On Aug. 6, La Jornada reported an accusation by the leader of the survivors of the massacre of Acteal (in which five years ago PRI paramilitaries slaughtered 45 women and children belonging to the pacifist group Las Abejas) that the Mexican government had dropped any pretense of pursuing persons charged with involvement in the outrage.

The survivors’ leader, Jose Vasquez Gutierrez, said that many of those implicated in the massacre remained free in their homes and had rearmed themselves. He warned that if the state or federal police do not act, there could be a new attack at any moment on an independent organization like Las Abejas.

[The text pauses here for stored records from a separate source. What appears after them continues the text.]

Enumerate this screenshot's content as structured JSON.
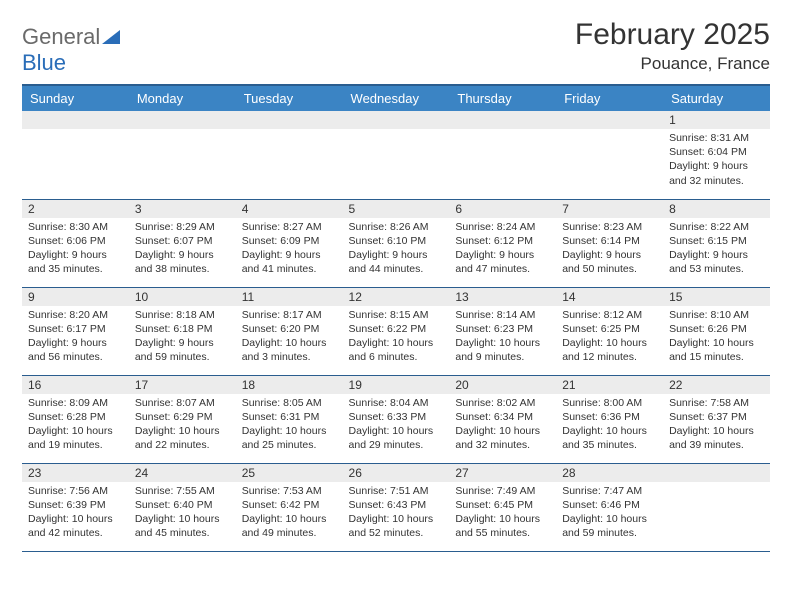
{
  "logo": {
    "line1": "General",
    "line2": "Blue"
  },
  "title": "February 2025",
  "location": "Pouance, France",
  "colors": {
    "header_bg": "#3b84c4",
    "header_text": "#ffffff",
    "rule": "#2a5d8f",
    "daynum_bg": "#ececec",
    "body_text": "#333333",
    "logo_gray": "#6a6a6a",
    "logo_blue": "#2a6db8"
  },
  "weekdays": [
    "Sunday",
    "Monday",
    "Tuesday",
    "Wednesday",
    "Thursday",
    "Friday",
    "Saturday"
  ],
  "weeks": [
    [
      null,
      null,
      null,
      null,
      null,
      null,
      {
        "n": "1",
        "sunrise": "8:31 AM",
        "sunset": "6:04 PM",
        "daylight_l1": "Daylight: 9 hours",
        "daylight_l2": "and 32 minutes."
      }
    ],
    [
      {
        "n": "2",
        "sunrise": "8:30 AM",
        "sunset": "6:06 PM",
        "daylight_l1": "Daylight: 9 hours",
        "daylight_l2": "and 35 minutes."
      },
      {
        "n": "3",
        "sunrise": "8:29 AM",
        "sunset": "6:07 PM",
        "daylight_l1": "Daylight: 9 hours",
        "daylight_l2": "and 38 minutes."
      },
      {
        "n": "4",
        "sunrise": "8:27 AM",
        "sunset": "6:09 PM",
        "daylight_l1": "Daylight: 9 hours",
        "daylight_l2": "and 41 minutes."
      },
      {
        "n": "5",
        "sunrise": "8:26 AM",
        "sunset": "6:10 PM",
        "daylight_l1": "Daylight: 9 hours",
        "daylight_l2": "and 44 minutes."
      },
      {
        "n": "6",
        "sunrise": "8:24 AM",
        "sunset": "6:12 PM",
        "daylight_l1": "Daylight: 9 hours",
        "daylight_l2": "and 47 minutes."
      },
      {
        "n": "7",
        "sunrise": "8:23 AM",
        "sunset": "6:14 PM",
        "daylight_l1": "Daylight: 9 hours",
        "daylight_l2": "and 50 minutes."
      },
      {
        "n": "8",
        "sunrise": "8:22 AM",
        "sunset": "6:15 PM",
        "daylight_l1": "Daylight: 9 hours",
        "daylight_l2": "and 53 minutes."
      }
    ],
    [
      {
        "n": "9",
        "sunrise": "8:20 AM",
        "sunset": "6:17 PM",
        "daylight_l1": "Daylight: 9 hours",
        "daylight_l2": "and 56 minutes."
      },
      {
        "n": "10",
        "sunrise": "8:18 AM",
        "sunset": "6:18 PM",
        "daylight_l1": "Daylight: 9 hours",
        "daylight_l2": "and 59 minutes."
      },
      {
        "n": "11",
        "sunrise": "8:17 AM",
        "sunset": "6:20 PM",
        "daylight_l1": "Daylight: 10 hours",
        "daylight_l2": "and 3 minutes."
      },
      {
        "n": "12",
        "sunrise": "8:15 AM",
        "sunset": "6:22 PM",
        "daylight_l1": "Daylight: 10 hours",
        "daylight_l2": "and 6 minutes."
      },
      {
        "n": "13",
        "sunrise": "8:14 AM",
        "sunset": "6:23 PM",
        "daylight_l1": "Daylight: 10 hours",
        "daylight_l2": "and 9 minutes."
      },
      {
        "n": "14",
        "sunrise": "8:12 AM",
        "sunset": "6:25 PM",
        "daylight_l1": "Daylight: 10 hours",
        "daylight_l2": "and 12 minutes."
      },
      {
        "n": "15",
        "sunrise": "8:10 AM",
        "sunset": "6:26 PM",
        "daylight_l1": "Daylight: 10 hours",
        "daylight_l2": "and 15 minutes."
      }
    ],
    [
      {
        "n": "16",
        "sunrise": "8:09 AM",
        "sunset": "6:28 PM",
        "daylight_l1": "Daylight: 10 hours",
        "daylight_l2": "and 19 minutes."
      },
      {
        "n": "17",
        "sunrise": "8:07 AM",
        "sunset": "6:29 PM",
        "daylight_l1": "Daylight: 10 hours",
        "daylight_l2": "and 22 minutes."
      },
      {
        "n": "18",
        "sunrise": "8:05 AM",
        "sunset": "6:31 PM",
        "daylight_l1": "Daylight: 10 hours",
        "daylight_l2": "and 25 minutes."
      },
      {
        "n": "19",
        "sunrise": "8:04 AM",
        "sunset": "6:33 PM",
        "daylight_l1": "Daylight: 10 hours",
        "daylight_l2": "and 29 minutes."
      },
      {
        "n": "20",
        "sunrise": "8:02 AM",
        "sunset": "6:34 PM",
        "daylight_l1": "Daylight: 10 hours",
        "daylight_l2": "and 32 minutes."
      },
      {
        "n": "21",
        "sunrise": "8:00 AM",
        "sunset": "6:36 PM",
        "daylight_l1": "Daylight: 10 hours",
        "daylight_l2": "and 35 minutes."
      },
      {
        "n": "22",
        "sunrise": "7:58 AM",
        "sunset": "6:37 PM",
        "daylight_l1": "Daylight: 10 hours",
        "daylight_l2": "and 39 minutes."
      }
    ],
    [
      {
        "n": "23",
        "sunrise": "7:56 AM",
        "sunset": "6:39 PM",
        "daylight_l1": "Daylight: 10 hours",
        "daylight_l2": "and 42 minutes."
      },
      {
        "n": "24",
        "sunrise": "7:55 AM",
        "sunset": "6:40 PM",
        "daylight_l1": "Daylight: 10 hours",
        "daylight_l2": "and 45 minutes."
      },
      {
        "n": "25",
        "sunrise": "7:53 AM",
        "sunset": "6:42 PM",
        "daylight_l1": "Daylight: 10 hours",
        "daylight_l2": "and 49 minutes."
      },
      {
        "n": "26",
        "sunrise": "7:51 AM",
        "sunset": "6:43 PM",
        "daylight_l1": "Daylight: 10 hours",
        "daylight_l2": "and 52 minutes."
      },
      {
        "n": "27",
        "sunrise": "7:49 AM",
        "sunset": "6:45 PM",
        "daylight_l1": "Daylight: 10 hours",
        "daylight_l2": "and 55 minutes."
      },
      {
        "n": "28",
        "sunrise": "7:47 AM",
        "sunset": "6:46 PM",
        "daylight_l1": "Daylight: 10 hours",
        "daylight_l2": "and 59 minutes."
      },
      null
    ]
  ],
  "labels": {
    "sunrise": "Sunrise:",
    "sunset": "Sunset:"
  }
}
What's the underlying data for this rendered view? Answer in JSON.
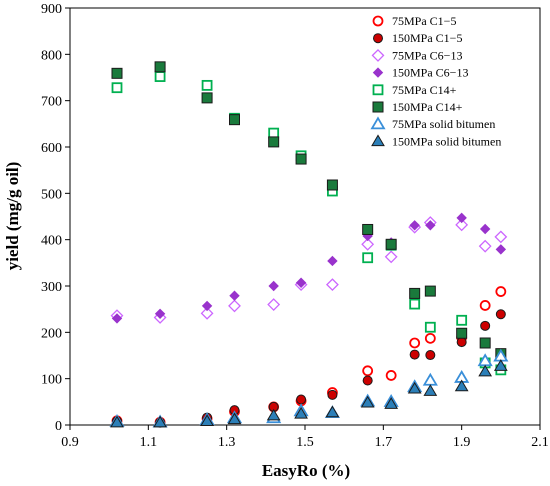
{
  "chart_data": {
    "type": "scatter",
    "xlabel": "EasyRo (%)",
    "ylabel": "yield (mg/g oil)",
    "xlim": [
      0.9,
      2.1
    ],
    "ylim": [
      0,
      900
    ],
    "xticks": [
      "0.9",
      "1.1",
      "1.3",
      "1.5",
      "1.7",
      "1.9",
      "2.1"
    ],
    "yticks": [
      "0",
      "100",
      "200",
      "300",
      "400",
      "500",
      "600",
      "700",
      "800",
      "900"
    ],
    "grid": false,
    "legend_position": "top-right",
    "series": [
      {
        "name": "75MPa C1−5",
        "marker": "circle-open",
        "color": "#ff0000",
        "points": [
          [
            1.02,
            9
          ],
          [
            1.13,
            6
          ],
          [
            1.25,
            14
          ],
          [
            1.32,
            29
          ],
          [
            1.42,
            39
          ],
          [
            1.49,
            52
          ],
          [
            1.57,
            70
          ],
          [
            1.66,
            117
          ],
          [
            1.72,
            107
          ],
          [
            1.78,
            177
          ],
          [
            1.82,
            187
          ],
          [
            1.9,
            189
          ],
          [
            1.96,
            258
          ],
          [
            2.0,
            288
          ]
        ]
      },
      {
        "name": "150MPa C1−5",
        "marker": "circle-filled",
        "color": "#cc0000",
        "points": [
          [
            1.02,
            8
          ],
          [
            1.13,
            5
          ],
          [
            1.25,
            16
          ],
          [
            1.32,
            32
          ],
          [
            1.42,
            39
          ],
          [
            1.49,
            55
          ],
          [
            1.57,
            65
          ],
          [
            1.66,
            96
          ],
          [
            1.78,
            152
          ],
          [
            1.82,
            151
          ],
          [
            1.9,
            179
          ],
          [
            1.96,
            214
          ],
          [
            2.0,
            239
          ]
        ]
      },
      {
        "name": "75MPa C6−13",
        "marker": "diamond-open",
        "color": "#cc66ff",
        "points": [
          [
            1.02,
            236
          ],
          [
            1.13,
            232
          ],
          [
            1.25,
            241
          ],
          [
            1.32,
            257
          ],
          [
            1.42,
            260
          ],
          [
            1.49,
            303
          ],
          [
            1.57,
            303
          ],
          [
            1.66,
            390
          ],
          [
            1.72,
            363
          ],
          [
            1.78,
            427
          ],
          [
            1.82,
            437
          ],
          [
            1.9,
            432
          ],
          [
            1.96,
            386
          ],
          [
            2.0,
            406
          ]
        ]
      },
      {
        "name": "150MPa C6−13",
        "marker": "diamond-filled",
        "color": "#9933cc",
        "points": [
          [
            1.02,
            230
          ],
          [
            1.13,
            240
          ],
          [
            1.25,
            257
          ],
          [
            1.32,
            279
          ],
          [
            1.42,
            300
          ],
          [
            1.49,
            307
          ],
          [
            1.57,
            354
          ],
          [
            1.66,
            408
          ],
          [
            1.72,
            394
          ],
          [
            1.78,
            431
          ],
          [
            1.82,
            431
          ],
          [
            1.9,
            447
          ],
          [
            1.96,
            423
          ],
          [
            2.0,
            379
          ]
        ]
      },
      {
        "name": "75MPa C14+",
        "marker": "square-open",
        "color": "#00b050",
        "points": [
          [
            1.02,
            728
          ],
          [
            1.13,
            752
          ],
          [
            1.25,
            733
          ],
          [
            1.32,
            662
          ],
          [
            1.42,
            630
          ],
          [
            1.49,
            581
          ],
          [
            1.57,
            505
          ],
          [
            1.66,
            361
          ],
          [
            1.72,
            388
          ],
          [
            1.78,
            261
          ],
          [
            1.82,
            211
          ],
          [
            1.9,
            226
          ],
          [
            1.96,
            134
          ],
          [
            2.0,
            119
          ]
        ]
      },
      {
        "name": "150MPa C14+",
        "marker": "square-filled",
        "color": "#1a7a3c",
        "points": [
          [
            1.02,
            759
          ],
          [
            1.13,
            773
          ],
          [
            1.25,
            706
          ],
          [
            1.32,
            659
          ],
          [
            1.42,
            611
          ],
          [
            1.49,
            574
          ],
          [
            1.57,
            518
          ],
          [
            1.66,
            422
          ],
          [
            1.72,
            390
          ],
          [
            1.78,
            284
          ],
          [
            1.82,
            289
          ],
          [
            1.9,
            198
          ],
          [
            1.96,
            177
          ],
          [
            2.0,
            154
          ]
        ]
      },
      {
        "name": "75MPa solid bitumen",
        "marker": "triangle-open",
        "color": "#3a8fd9",
        "points": [
          [
            1.02,
            7
          ],
          [
            1.13,
            6
          ],
          [
            1.25,
            11
          ],
          [
            1.32,
            15
          ],
          [
            1.42,
            15
          ],
          [
            1.49,
            30
          ],
          [
            1.57,
            26
          ],
          [
            1.66,
            51
          ],
          [
            1.72,
            50
          ],
          [
            1.78,
            82
          ],
          [
            1.82,
            96
          ],
          [
            1.9,
            102
          ],
          [
            1.96,
            138
          ],
          [
            2.0,
            148
          ]
        ]
      },
      {
        "name": "150MPa solid bitumen",
        "marker": "triangle-filled",
        "color": "#2c7fb8",
        "points": [
          [
            1.02,
            5
          ],
          [
            1.13,
            5
          ],
          [
            1.25,
            8
          ],
          [
            1.32,
            12
          ],
          [
            1.42,
            20
          ],
          [
            1.49,
            24
          ],
          [
            1.57,
            27
          ],
          [
            1.66,
            48
          ],
          [
            1.72,
            45
          ],
          [
            1.78,
            78
          ],
          [
            1.82,
            73
          ],
          [
            1.9,
            83
          ],
          [
            1.96,
            115
          ],
          [
            2.0,
            127
          ]
        ]
      }
    ]
  }
}
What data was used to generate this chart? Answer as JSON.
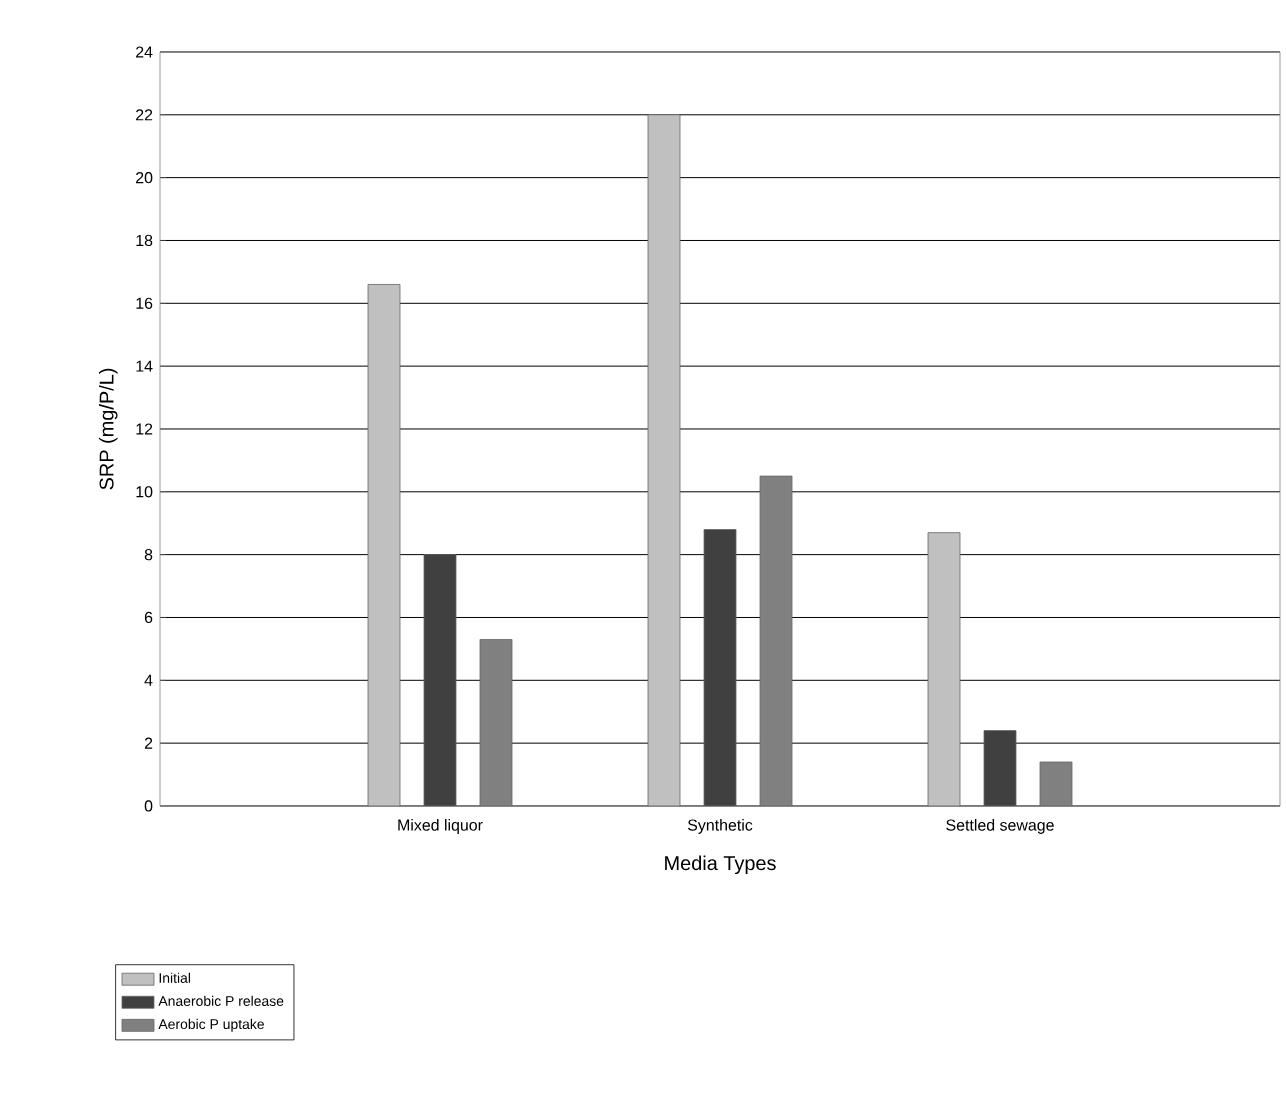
{
  "chart_data": {
    "type": "bar",
    "xlabel": "Media Types",
    "ylabel": "SRP (mg/P/L)",
    "categories": [
      "Mixed liquor",
      "Synthetic",
      "Settled sewage"
    ],
    "series": [
      {
        "name": "Initial",
        "color": "#c0c0c0",
        "values": [
          16.6,
          22.0,
          8.7
        ]
      },
      {
        "name": "Anaerobic P release",
        "color": "#404040",
        "values": [
          8.0,
          8.8,
          2.4
        ]
      },
      {
        "name": "Aerobic P uptake",
        "color": "#808080",
        "values": [
          5.3,
          10.5,
          1.4
        ]
      }
    ],
    "ylim": [
      0,
      24
    ],
    "yticks": [
      0,
      2,
      4,
      6,
      8,
      10,
      12,
      14,
      16,
      18,
      20,
      22,
      24
    ],
    "grid": "y",
    "legend": "bottom left"
  }
}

The latter group is not linked to the Zapatistas, but has sought to remain neutral.

The old conservative opposition party, the National Action Party (PAN), managed to capture the federal government from the PRI, which had held it for more than half a century, largely by promising more democracy. This obviously had to include offering a political solution to the dispute in Chiapas, where rebellious Indian communities have kept the government repressive forces at bay since their insurrection in 1994.

The rebellion led by the Zapatista National Liberation Army became the banner of opposition to the pro-imperialist bourgeois “neoliberal” offensive in Mexico. Hundreds of thousands of Mexican working people mobilized to defend insurgents against military and police repression. They prevented the PRI government from moving directly to reoccupy the rebel areas and crush the rebellion.

But both openly through the army and surreptitiously through its paramilitaries, the PRI and the reactionary landlords it represents kept up the pressure on the Zapatista-controlled area. It is clear now that the change of government at the federal level has not changed this situation. It is essential that national and international solidarity be maintained with the deprived and hard-pressed Indian people of Chiapas.